Hidden behind a hospital and a massive shopping mall, a tiny road dies at a park. You can still see the old light standards continuing down. I had some time to kill on a Saturday afternoon, so I decided to stop and check it out; having a camera with me, I naturally brought it along for the hike.
Down at the base of the road, I was drawn out onto one of the side trails that ran along a river bank; following it around, I noticed something in the distance; it looked like a bridge, but not a bridge one would expect; it looked like an old road bridge.
I moved closer to the bridge, sticking to the river; it looked old, concrete with stone pilings on either bank.
The bridge was only a single lane and happened to continue the road that I had followed initially, this was a bowstring truss (I remembered that from the Bridge project I had in Grade 5), and it was old; that much was clear, such details are not put onto most modern bridges, functionality before form eh? At least there was a plaque to date the bridge, 1909.

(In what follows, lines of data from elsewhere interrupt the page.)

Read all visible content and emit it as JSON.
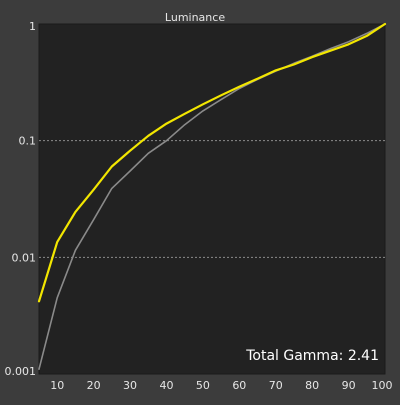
{
  "chart_data": {
    "type": "line",
    "title": "Luminance",
    "xlabel": "",
    "ylabel": "",
    "y_scale": "log",
    "xlim": [
      5,
      100
    ],
    "ylim": [
      0.001,
      1
    ],
    "x_ticks": [
      10,
      20,
      30,
      40,
      50,
      60,
      70,
      80,
      90,
      100
    ],
    "y_ticks": [
      0.001,
      0.01,
      0.1,
      1
    ],
    "y_tick_labels": [
      "0.001",
      "0.01",
      "0.1",
      "1"
    ],
    "grid": "horizontal dashed at 0.1 and 0.01",
    "annotation": "Total Gamma: 2.41",
    "series": [
      {
        "color": "#8a8a8a",
        "x": [
          5,
          10,
          15,
          20,
          25,
          30,
          35,
          40,
          45,
          50,
          55,
          60,
          65,
          70,
          75,
          80,
          85,
          90,
          95,
          100
        ],
        "y": [
          0.0011,
          0.0045,
          0.0115,
          0.021,
          0.039,
          0.055,
          0.078,
          0.1,
          0.137,
          0.18,
          0.225,
          0.28,
          0.335,
          0.395,
          0.46,
          0.53,
          0.615,
          0.705,
          0.83,
          1.0
        ]
      },
      {
        "color": "#f2e600",
        "x": [
          5,
          10,
          15,
          20,
          25,
          30,
          35,
          40,
          45,
          50,
          55,
          60,
          65,
          70,
          75,
          80,
          85,
          90,
          95,
          100
        ],
        "y": [
          0.0042,
          0.0135,
          0.0245,
          0.038,
          0.06,
          0.082,
          0.11,
          0.14,
          0.17,
          0.205,
          0.245,
          0.29,
          0.34,
          0.4,
          0.45,
          0.52,
          0.59,
          0.67,
          0.79,
          1.0
        ]
      }
    ]
  }
}
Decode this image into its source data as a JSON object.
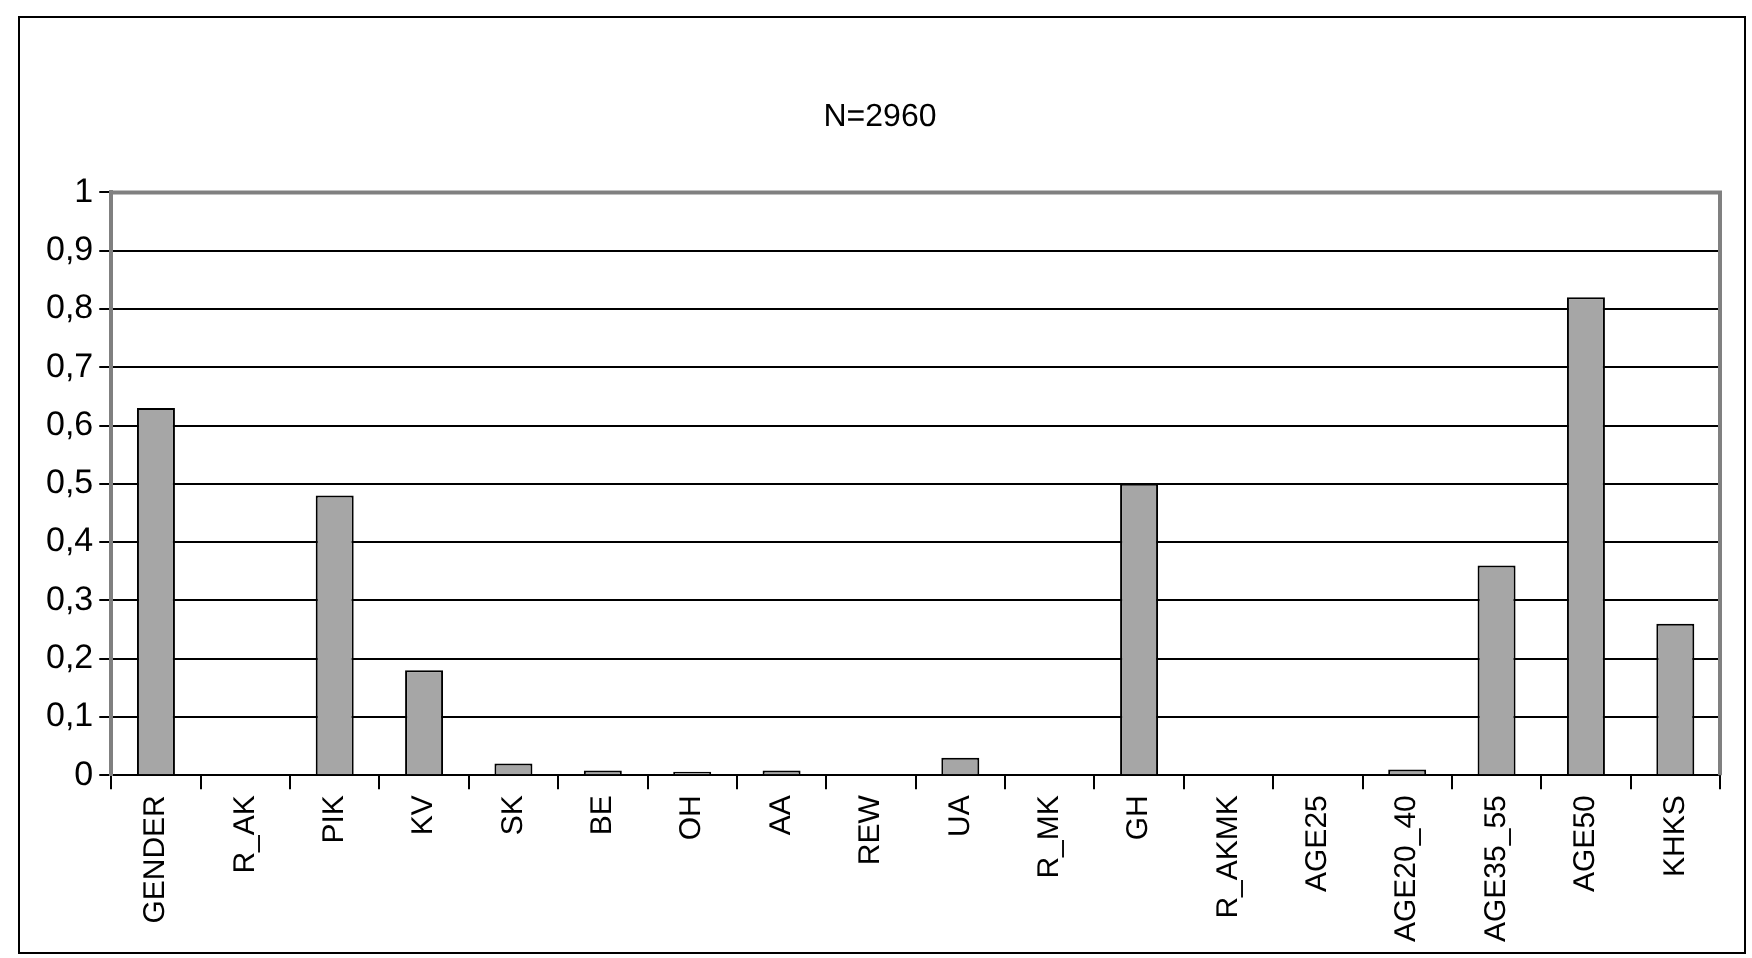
{
  "chart_data": {
    "type": "bar",
    "title": "N=2960",
    "categories": [
      "GENDER",
      "R_AK",
      "PIK",
      "KV",
      "SK",
      "BE",
      "OH",
      "AA",
      "REW",
      "UA",
      "R_MK",
      "GH",
      "R_AKMK",
      "AGE25",
      "AGE20_40",
      "AGE35_55",
      "AGE50",
      "KHKS"
    ],
    "values": [
      0.63,
      0,
      0.48,
      0.18,
      0.02,
      0.008,
      0.006,
      0.008,
      0,
      0.03,
      0,
      0.5,
      0,
      0,
      0.01,
      0.36,
      0.82,
      0.26
    ],
    "color": "#a6a6a6",
    "ylim": [
      0,
      1
    ],
    "yticks": [
      0,
      {
        "value": 0.1,
        "label": "0,1"
      },
      {
        "value": 0.2,
        "label": "0,2"
      },
      {
        "value": 0.3,
        "label": "0,3"
      },
      {
        "value": 0.4,
        "label": "0,4"
      },
      {
        "value": 0.5,
        "label": "0,5"
      },
      {
        "value": 0.6,
        "label": "0,6"
      },
      {
        "value": 0.7,
        "label": "0,7"
      },
      {
        "value": 0.8,
        "label": "0,8"
      },
      {
        "value": 0.9,
        "label": "0,9"
      },
      1
    ],
    "grid": "y",
    "legend": false
  }
}
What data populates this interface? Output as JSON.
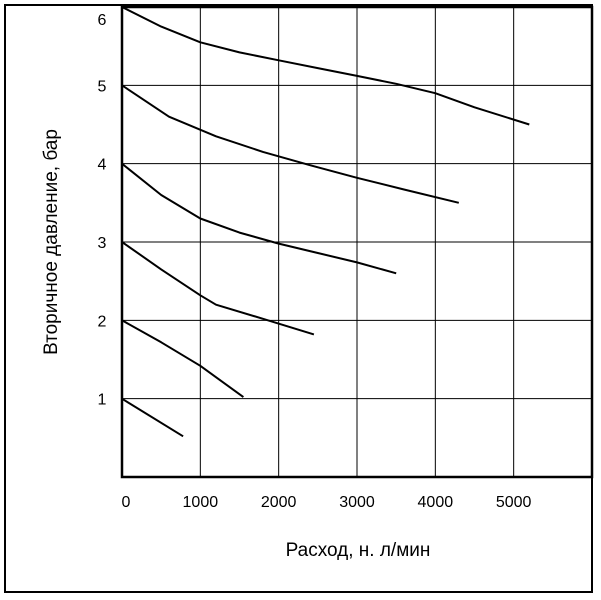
{
  "chart_data": {
    "type": "line",
    "title": "",
    "xlabel": "Расход, н. л/мин",
    "ylabel": "Вторичное давление, бар",
    "xlim": [
      0,
      6000
    ],
    "ylim": [
      0,
      6
    ],
    "grid": true,
    "legend": "none",
    "x_ticks": [
      "0",
      "1000",
      "2000",
      "3000",
      "4000",
      "5000"
    ],
    "y_ticks": [
      "1",
      "2",
      "3",
      "4",
      "5",
      "6"
    ],
    "line_color": "#000000",
    "series": [
      {
        "x": [
          0,
          500,
          1000,
          1500,
          2000,
          2500,
          3000,
          3500,
          4000,
          4500,
          5200
        ],
        "y": [
          6.0,
          5.75,
          5.55,
          5.42,
          5.32,
          5.22,
          5.12,
          5.02,
          4.9,
          4.72,
          4.5
        ]
      },
      {
        "x": [
          0,
          600,
          1200,
          1800,
          2400,
          3000,
          3600,
          4300
        ],
        "y": [
          5.0,
          4.6,
          4.35,
          4.15,
          3.98,
          3.82,
          3.67,
          3.5
        ]
      },
      {
        "x": [
          0,
          500,
          1000,
          1500,
          2000,
          2500,
          3000,
          3500
        ],
        "y": [
          4.0,
          3.6,
          3.3,
          3.12,
          2.98,
          2.86,
          2.74,
          2.6
        ]
      },
      {
        "x": [
          0,
          500,
          1000,
          1200,
          1800,
          2450
        ],
        "y": [
          3.0,
          2.65,
          2.32,
          2.2,
          2.02,
          1.82
        ]
      },
      {
        "x": [
          0,
          500,
          1000,
          1550
        ],
        "y": [
          2.0,
          1.72,
          1.42,
          1.02
        ]
      },
      {
        "x": [
          0,
          780
        ],
        "y": [
          1.0,
          0.52
        ]
      }
    ]
  }
}
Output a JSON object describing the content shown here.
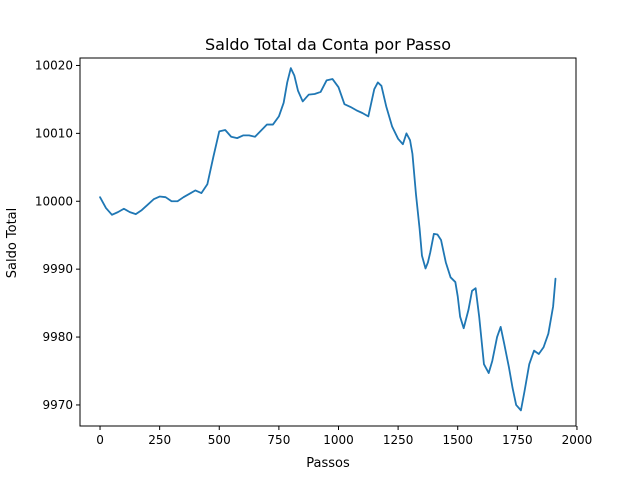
{
  "chart_data": {
    "type": "line",
    "title": "Saldo Total da Conta por Passo",
    "xlabel": "Passos",
    "ylabel": "Saldo Total",
    "xlim": [
      -84,
      1996
    ],
    "ylim": [
      9966.9,
      10021.1
    ],
    "xticks": [
      0,
      250,
      500,
      750,
      1000,
      1250,
      1500,
      1750,
      2000
    ],
    "xtick_labels": [
      "0",
      "250",
      "500",
      "750",
      "1000",
      "1250",
      "1500",
      "1750",
      "2000"
    ],
    "yticks": [
      9970,
      9980,
      9990,
      10000,
      10010,
      10020
    ],
    "ytick_labels": [
      "9970",
      "9980",
      "9990",
      "10000",
      "10010",
      "10020"
    ],
    "grid": false,
    "line_color": "#1f77b4",
    "series": [
      {
        "x": [
          0,
          25,
          50,
          75,
          100,
          125,
          150,
          175,
          200,
          225,
          250,
          275,
          300,
          325,
          350,
          375,
          400,
          425,
          450,
          475,
          500,
          525,
          550,
          575,
          600,
          625,
          650,
          675,
          700,
          725,
          750,
          770,
          785,
          800,
          815,
          830,
          850,
          875,
          900,
          925,
          950,
          975,
          1000,
          1025,
          1050,
          1075,
          1100,
          1125,
          1150,
          1165,
          1180,
          1200,
          1225,
          1250,
          1270,
          1285,
          1300,
          1310,
          1325,
          1340,
          1350,
          1365,
          1375,
          1385,
          1400,
          1415,
          1430,
          1450,
          1470,
          1490,
          1500,
          1510,
          1525,
          1545,
          1560,
          1575,
          1590,
          1610,
          1630,
          1645,
          1665,
          1680,
          1695,
          1715,
          1730,
          1745,
          1765,
          1780,
          1800,
          1820,
          1840,
          1860,
          1880,
          1900,
          1910
        ],
        "values": [
          10000.6,
          9999.0,
          9998.0,
          9998.4,
          9998.9,
          9998.4,
          9998.1,
          9998.7,
          9999.5,
          10000.3,
          10000.7,
          10000.6,
          10000.0,
          10000.0,
          10000.6,
          10001.1,
          10001.6,
          10001.2,
          10002.5,
          10006.5,
          10010.3,
          10010.5,
          10009.5,
          10009.3,
          10009.7,
          10009.7,
          10009.5,
          10010.4,
          10011.3,
          10011.3,
          10012.5,
          10014.5,
          10017.5,
          10019.6,
          10018.5,
          10016.3,
          10014.7,
          10015.7,
          10015.8,
          10016.1,
          10017.8,
          10018.0,
          10016.8,
          10014.3,
          10013.9,
          10013.4,
          10013.0,
          10012.5,
          10016.5,
          10017.5,
          10017.0,
          10014.0,
          10011.0,
          10009.2,
          10008.4,
          10010.0,
          10009.0,
          10007.0,
          10001.0,
          9996.0,
          9992.0,
          9990.1,
          9991.0,
          9992.5,
          9995.2,
          9995.1,
          9994.3,
          9991.0,
          9988.8,
          9988.1,
          9986.0,
          9983.0,
          9981.3,
          9984.0,
          9986.8,
          9987.2,
          9983.0,
          9976.0,
          9974.7,
          9976.5,
          9980.0,
          9981.5,
          9979.0,
          9975.5,
          9972.5,
          9970.0,
          9969.2,
          9972.0,
          9976.0,
          9978.0,
          9977.5,
          9978.5,
          9980.5,
          9984.5,
          9988.6
        ]
      }
    ]
  }
}
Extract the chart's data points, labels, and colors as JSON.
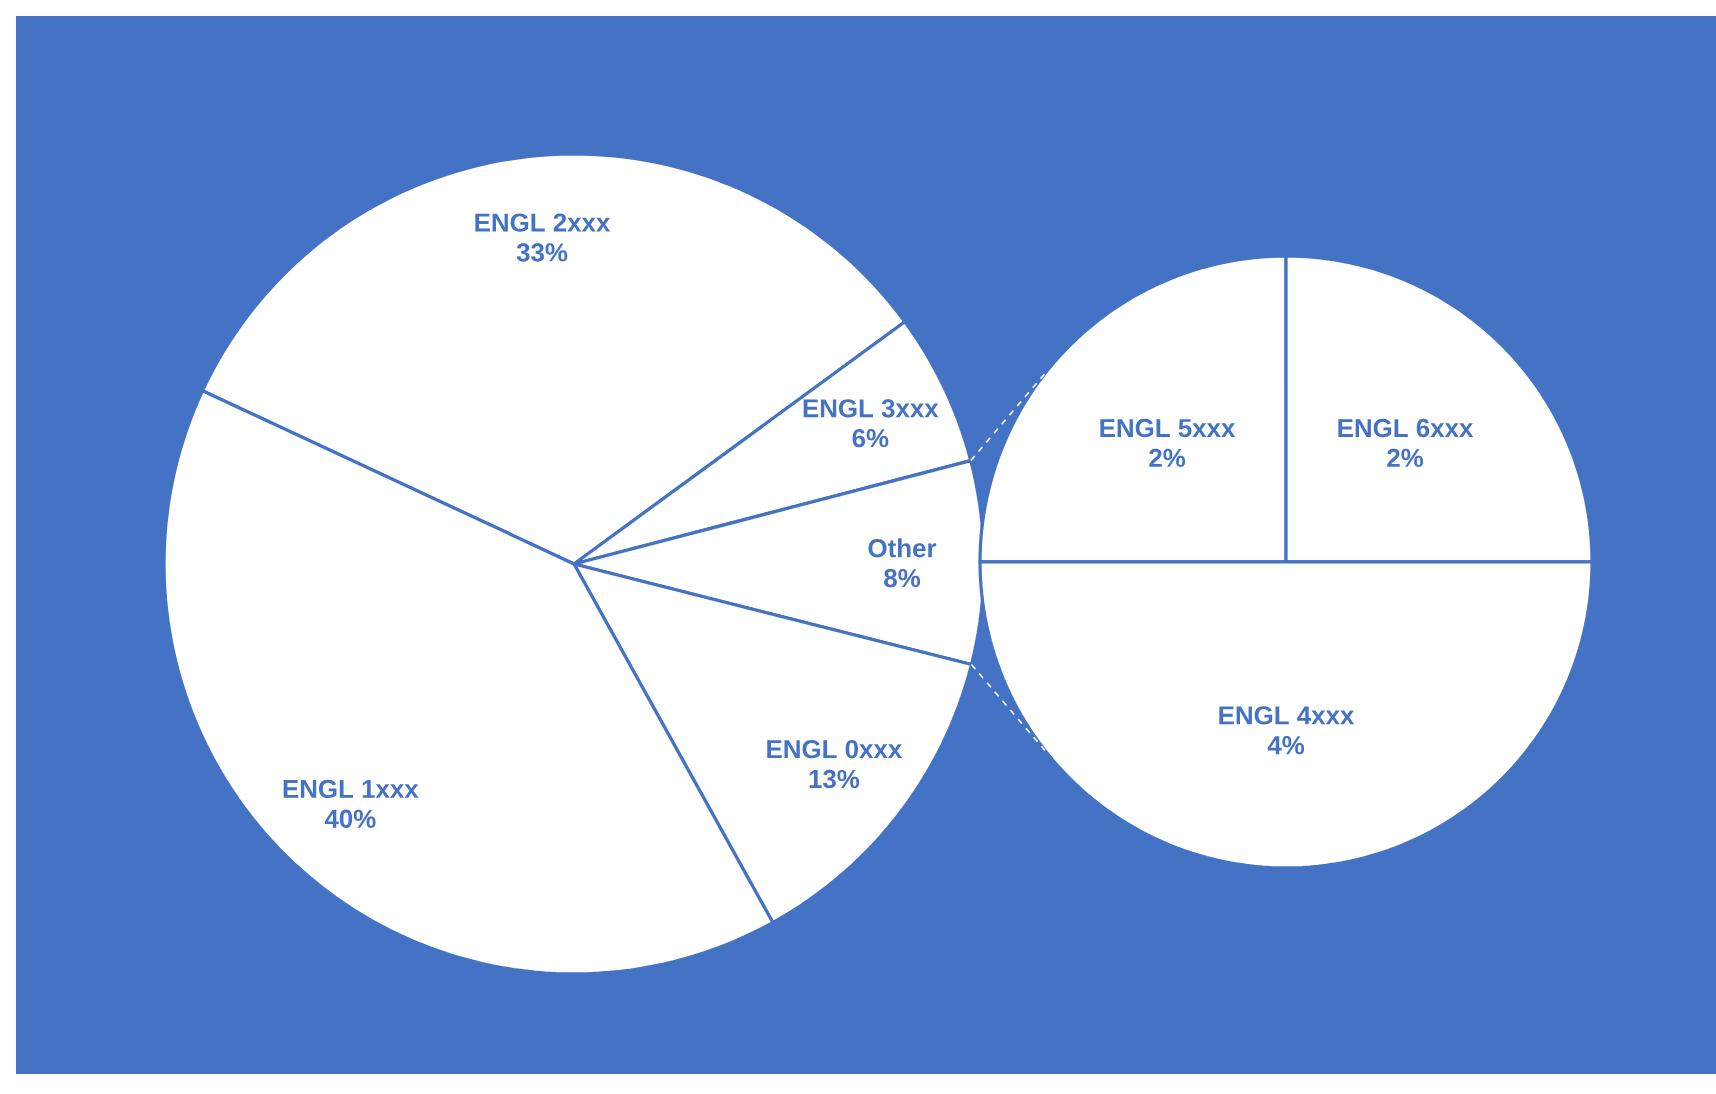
{
  "chart_data": [
    {
      "type": "pie",
      "categories": [
        "ENGL 2xxx",
        "ENGL 3xxx",
        "Other",
        "ENGL 0xxx",
        "ENGL 1xxx"
      ],
      "values": [
        33,
        6,
        8,
        13,
        40
      ],
      "value_labels": [
        "33%",
        "6%",
        "8%",
        "13%",
        "40%"
      ],
      "colors": [
        "#ffffff",
        "#ffffff",
        "#ffffff",
        "#ffffff",
        "#ffffff"
      ]
    },
    {
      "type": "pie",
      "categories": [
        "ENGL 5xxx",
        "ENGL 6xxx",
        "ENGL 4xxx"
      ],
      "values": [
        2,
        2,
        4
      ],
      "value_labels": [
        "2%",
        "2%",
        "4%"
      ],
      "colors": [
        "#ffffff",
        "#ffffff",
        "#ffffff"
      ]
    }
  ]
}
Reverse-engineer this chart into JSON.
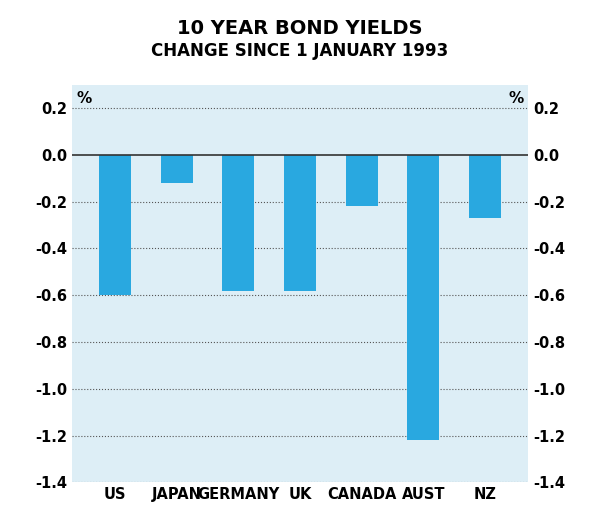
{
  "title_line1": "10 YEAR BOND YIELDS",
  "title_line2": "CHANGE SINCE 1 JANUARY 1993",
  "categories": [
    "US",
    "JAPAN",
    "GERMANY",
    "UK",
    "CANADA",
    "AUST",
    "NZ"
  ],
  "values": [
    -0.6,
    -0.12,
    -0.58,
    -0.58,
    -0.22,
    -1.22,
    -0.27
  ],
  "bar_color": "#29a8e0",
  "plot_bg_color": "#ddeef6",
  "fig_bg_color": "#ffffff",
  "ylim": [
    -1.4,
    0.3
  ],
  "yticks": [
    -1.4,
    -1.2,
    -1.0,
    -0.8,
    -0.6,
    -0.4,
    -0.2,
    0.0,
    0.2
  ],
  "ylabel_pct": "%",
  "grid_color": "#555555",
  "zero_line_color": "#333333",
  "title_fontsize": 14,
  "subtitle_fontsize": 12,
  "tick_fontsize": 10.5,
  "pct_fontsize": 11
}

Some research on The King’s Highway website pulls up the following. The bridge was built as a bowstring truss bridge in 1909, the first such bridge in Ontario, and the road I was walking on…was the Middle Road, yes, the road that in the 1930s was converted into Ontario’s first limited access freeway. The bridge, however, only served one year on the Middle road before the highway was realigned, and a more significant (and less attractive) bridge was constructed.